As to your landlady's personal questions: well that is so Indian. It is not always a good thing but I am sure you are glad this time she asked you where you were going and saved you some bucks? :)

xaspireonfirex said...

Just fantastic! I love this about India. I'm so sorry - and so ashamed - that it seems that during the course of the lives of the present generation, these kind of skills have disappeared in the West. I despair at the prospect of having to throw out some device, full of plastic, wires and metal, because of some fault which, if you could just work it out, would turn out to be really small.

What a pity - and what a bad lesson for us - that things have become cheaper to replace entirely rather than fix. A metaphor which could apply to so many of our society's problems ...

I hope Indians never stop demanding the talents of their local repairmen - they really are priceless!

Shubha said...

Just last week,my mom's cooking range stopped working.There was hardly any flame in 2 and the other two were dead,and we could smell LPG every time she turned on the knob.
I told her to throw it and get a new one.But she had bought it from Saudi 35 years back and felt nothing was wrong with it and could serve her more!
So,she gave a call to this guy who came home and
in two hours,serviced the obsolete,unbranded cooking range and made it look as good as new.The flame burns beautifully on all 4,and the guy charged peanuts for it!

Scrumps said...

This made me smile! It's so true! :)

Anonymous said...

Shubha, your mom is very lucky that the house didn't blow sky-high. Assuming that you guys are using propane (LPG) as the fuel for the stove, any leaked gas could linger in the house for days, and since propane is heavier than air, it could easily find a corner to hide in and if there is a spark nearby, look out!
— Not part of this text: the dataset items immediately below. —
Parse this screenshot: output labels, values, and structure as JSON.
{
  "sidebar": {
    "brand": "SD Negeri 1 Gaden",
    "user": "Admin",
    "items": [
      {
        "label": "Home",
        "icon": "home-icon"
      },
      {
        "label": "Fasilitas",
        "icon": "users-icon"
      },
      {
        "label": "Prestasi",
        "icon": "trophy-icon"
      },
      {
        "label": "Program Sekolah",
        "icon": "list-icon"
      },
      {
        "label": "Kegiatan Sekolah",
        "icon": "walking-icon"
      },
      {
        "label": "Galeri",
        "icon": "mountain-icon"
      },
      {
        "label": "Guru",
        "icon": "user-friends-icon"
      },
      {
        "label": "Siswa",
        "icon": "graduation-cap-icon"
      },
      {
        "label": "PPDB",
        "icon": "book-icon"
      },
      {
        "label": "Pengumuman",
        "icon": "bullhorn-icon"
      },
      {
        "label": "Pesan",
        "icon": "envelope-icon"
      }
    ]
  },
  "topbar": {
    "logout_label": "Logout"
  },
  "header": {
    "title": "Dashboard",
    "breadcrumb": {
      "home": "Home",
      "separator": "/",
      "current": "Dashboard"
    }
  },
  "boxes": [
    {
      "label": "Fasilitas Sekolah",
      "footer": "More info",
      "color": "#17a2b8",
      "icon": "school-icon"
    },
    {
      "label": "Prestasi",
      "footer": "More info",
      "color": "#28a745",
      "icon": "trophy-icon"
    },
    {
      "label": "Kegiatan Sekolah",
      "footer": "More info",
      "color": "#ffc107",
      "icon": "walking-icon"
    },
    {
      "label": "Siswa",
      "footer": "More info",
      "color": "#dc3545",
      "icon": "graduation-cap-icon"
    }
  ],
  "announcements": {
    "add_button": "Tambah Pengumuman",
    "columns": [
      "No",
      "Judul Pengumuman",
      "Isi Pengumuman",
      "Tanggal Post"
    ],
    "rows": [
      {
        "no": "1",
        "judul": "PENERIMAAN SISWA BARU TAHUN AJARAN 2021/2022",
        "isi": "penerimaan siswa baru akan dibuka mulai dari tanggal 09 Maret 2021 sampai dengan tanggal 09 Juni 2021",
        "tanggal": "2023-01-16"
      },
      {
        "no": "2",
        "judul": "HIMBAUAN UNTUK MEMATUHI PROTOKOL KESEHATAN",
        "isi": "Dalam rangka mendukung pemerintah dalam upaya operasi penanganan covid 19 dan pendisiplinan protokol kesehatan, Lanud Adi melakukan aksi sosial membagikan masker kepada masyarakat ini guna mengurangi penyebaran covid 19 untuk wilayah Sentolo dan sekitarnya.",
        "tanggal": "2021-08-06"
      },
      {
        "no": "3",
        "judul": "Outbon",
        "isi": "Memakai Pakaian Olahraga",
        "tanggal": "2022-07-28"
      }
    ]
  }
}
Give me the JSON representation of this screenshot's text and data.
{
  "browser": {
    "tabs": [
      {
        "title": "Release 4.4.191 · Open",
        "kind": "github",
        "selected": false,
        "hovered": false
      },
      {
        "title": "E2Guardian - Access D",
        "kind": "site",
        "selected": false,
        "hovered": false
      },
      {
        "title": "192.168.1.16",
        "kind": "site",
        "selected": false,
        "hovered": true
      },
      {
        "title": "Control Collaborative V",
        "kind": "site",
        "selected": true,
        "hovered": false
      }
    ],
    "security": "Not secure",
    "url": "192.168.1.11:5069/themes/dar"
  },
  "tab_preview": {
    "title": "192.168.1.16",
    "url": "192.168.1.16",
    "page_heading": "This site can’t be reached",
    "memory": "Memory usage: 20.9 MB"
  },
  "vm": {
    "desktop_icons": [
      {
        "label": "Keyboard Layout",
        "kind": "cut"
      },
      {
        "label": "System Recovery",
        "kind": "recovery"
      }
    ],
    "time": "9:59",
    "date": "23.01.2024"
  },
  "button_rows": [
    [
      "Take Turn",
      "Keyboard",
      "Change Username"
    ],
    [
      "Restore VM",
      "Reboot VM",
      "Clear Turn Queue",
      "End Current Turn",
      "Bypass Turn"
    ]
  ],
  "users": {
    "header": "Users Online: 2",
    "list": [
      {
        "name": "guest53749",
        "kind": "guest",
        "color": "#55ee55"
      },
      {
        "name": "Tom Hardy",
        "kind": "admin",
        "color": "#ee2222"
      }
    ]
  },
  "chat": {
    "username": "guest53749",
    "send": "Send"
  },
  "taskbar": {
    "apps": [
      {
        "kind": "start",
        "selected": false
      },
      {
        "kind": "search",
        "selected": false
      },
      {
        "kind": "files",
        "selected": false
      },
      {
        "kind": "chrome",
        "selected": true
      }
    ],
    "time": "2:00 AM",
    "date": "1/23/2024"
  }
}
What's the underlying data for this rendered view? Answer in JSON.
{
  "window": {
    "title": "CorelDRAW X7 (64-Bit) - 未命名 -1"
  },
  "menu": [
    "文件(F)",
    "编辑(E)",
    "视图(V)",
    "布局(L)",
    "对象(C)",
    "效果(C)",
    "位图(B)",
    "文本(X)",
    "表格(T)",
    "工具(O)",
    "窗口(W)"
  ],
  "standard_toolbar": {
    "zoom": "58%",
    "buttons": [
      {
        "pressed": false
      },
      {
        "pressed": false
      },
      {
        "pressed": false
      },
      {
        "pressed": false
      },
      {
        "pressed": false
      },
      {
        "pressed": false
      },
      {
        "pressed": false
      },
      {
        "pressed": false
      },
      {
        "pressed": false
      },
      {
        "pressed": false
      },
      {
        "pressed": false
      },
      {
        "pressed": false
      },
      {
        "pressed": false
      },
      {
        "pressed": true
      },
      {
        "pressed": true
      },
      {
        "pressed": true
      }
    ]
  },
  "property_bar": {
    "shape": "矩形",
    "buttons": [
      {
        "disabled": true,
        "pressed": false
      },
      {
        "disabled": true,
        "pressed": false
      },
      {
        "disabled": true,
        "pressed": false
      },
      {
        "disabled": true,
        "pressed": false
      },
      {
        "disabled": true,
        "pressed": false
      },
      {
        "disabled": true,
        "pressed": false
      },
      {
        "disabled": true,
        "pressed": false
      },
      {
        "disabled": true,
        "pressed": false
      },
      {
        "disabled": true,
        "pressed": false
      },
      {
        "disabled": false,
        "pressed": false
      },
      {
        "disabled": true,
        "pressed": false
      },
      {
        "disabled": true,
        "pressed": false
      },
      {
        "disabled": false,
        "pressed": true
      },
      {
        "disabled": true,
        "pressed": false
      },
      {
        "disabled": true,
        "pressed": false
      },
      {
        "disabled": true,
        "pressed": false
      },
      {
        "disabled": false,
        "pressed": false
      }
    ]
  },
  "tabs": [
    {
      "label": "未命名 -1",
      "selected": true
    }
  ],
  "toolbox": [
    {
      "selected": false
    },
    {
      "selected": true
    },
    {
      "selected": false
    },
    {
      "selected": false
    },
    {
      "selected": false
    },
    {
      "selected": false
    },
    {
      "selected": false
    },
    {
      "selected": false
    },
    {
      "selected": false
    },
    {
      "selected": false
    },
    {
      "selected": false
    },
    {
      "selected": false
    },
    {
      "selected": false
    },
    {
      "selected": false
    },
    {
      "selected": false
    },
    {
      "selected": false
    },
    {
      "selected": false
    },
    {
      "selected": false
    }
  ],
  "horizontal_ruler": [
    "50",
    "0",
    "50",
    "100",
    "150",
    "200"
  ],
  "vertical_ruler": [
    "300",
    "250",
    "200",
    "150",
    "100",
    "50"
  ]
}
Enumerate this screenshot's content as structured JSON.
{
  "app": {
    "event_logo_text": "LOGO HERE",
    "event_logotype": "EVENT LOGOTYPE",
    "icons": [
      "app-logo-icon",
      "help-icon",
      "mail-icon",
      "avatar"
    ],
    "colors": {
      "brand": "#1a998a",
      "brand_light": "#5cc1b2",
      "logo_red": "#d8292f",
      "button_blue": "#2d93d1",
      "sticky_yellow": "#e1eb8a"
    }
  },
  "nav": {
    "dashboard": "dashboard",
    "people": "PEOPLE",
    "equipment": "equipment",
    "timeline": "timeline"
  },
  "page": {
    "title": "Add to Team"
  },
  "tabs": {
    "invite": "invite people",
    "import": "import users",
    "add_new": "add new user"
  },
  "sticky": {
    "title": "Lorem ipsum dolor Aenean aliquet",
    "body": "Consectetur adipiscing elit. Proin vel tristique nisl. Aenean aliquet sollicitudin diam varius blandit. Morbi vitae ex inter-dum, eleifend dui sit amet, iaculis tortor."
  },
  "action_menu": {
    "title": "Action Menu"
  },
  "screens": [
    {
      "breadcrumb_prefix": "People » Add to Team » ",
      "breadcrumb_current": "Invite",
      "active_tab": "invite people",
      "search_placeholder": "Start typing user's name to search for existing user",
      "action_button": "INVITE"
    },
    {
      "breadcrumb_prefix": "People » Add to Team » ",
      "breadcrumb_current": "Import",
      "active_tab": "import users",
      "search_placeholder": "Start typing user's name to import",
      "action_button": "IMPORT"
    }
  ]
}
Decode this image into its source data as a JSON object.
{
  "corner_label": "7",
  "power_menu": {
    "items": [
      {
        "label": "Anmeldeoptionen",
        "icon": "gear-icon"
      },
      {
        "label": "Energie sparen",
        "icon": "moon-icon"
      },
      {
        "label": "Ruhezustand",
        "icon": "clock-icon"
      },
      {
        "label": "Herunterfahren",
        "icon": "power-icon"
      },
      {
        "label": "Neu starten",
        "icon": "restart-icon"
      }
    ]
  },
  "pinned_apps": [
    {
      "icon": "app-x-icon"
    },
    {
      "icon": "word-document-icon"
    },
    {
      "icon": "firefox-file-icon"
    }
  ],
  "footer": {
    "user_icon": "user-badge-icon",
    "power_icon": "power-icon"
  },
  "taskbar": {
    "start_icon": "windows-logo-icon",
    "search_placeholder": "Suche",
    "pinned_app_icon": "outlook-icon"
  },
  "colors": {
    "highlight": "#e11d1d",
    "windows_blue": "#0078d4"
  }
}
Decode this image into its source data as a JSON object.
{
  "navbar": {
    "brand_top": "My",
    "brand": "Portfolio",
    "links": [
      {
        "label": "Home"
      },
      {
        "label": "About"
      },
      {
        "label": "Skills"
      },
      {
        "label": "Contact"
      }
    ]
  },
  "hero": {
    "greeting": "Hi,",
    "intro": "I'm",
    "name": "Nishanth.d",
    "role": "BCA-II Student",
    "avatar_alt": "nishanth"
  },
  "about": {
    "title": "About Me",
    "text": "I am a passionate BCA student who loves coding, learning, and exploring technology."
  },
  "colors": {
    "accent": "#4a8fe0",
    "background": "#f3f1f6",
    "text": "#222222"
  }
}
If you ever smell gas in your house, turn off anything that could create a spark or flame, open a window for ventilation and get out. Only have a QUALIFIED person do the repair work.

Any malfunctioning gas-fired appliance should really be treated like a bomb.

Anonymous said...

Ha! When my iPod "ear buds" stopped working, I was just going to toss it out, but my Malayali neighbors looked at me in astonishment and insisted that I take them to be repaired. The repairman actually got the thing open, soldered something and sealed it all back up for 50 rupees! I couldn't believe it. They worked great.

Sirensongs: Indologist At Large said...

This is such a nice thing about India; in Nepal I had my $35 Timex repaired, completely dissembled and reassembled for 30NRs (about fifty cents). I was shocked the first time a Nepali repairman said to me, about my trusty late-90s Walkman cassette player, that I should just chuck it and buy another. Sign of the times?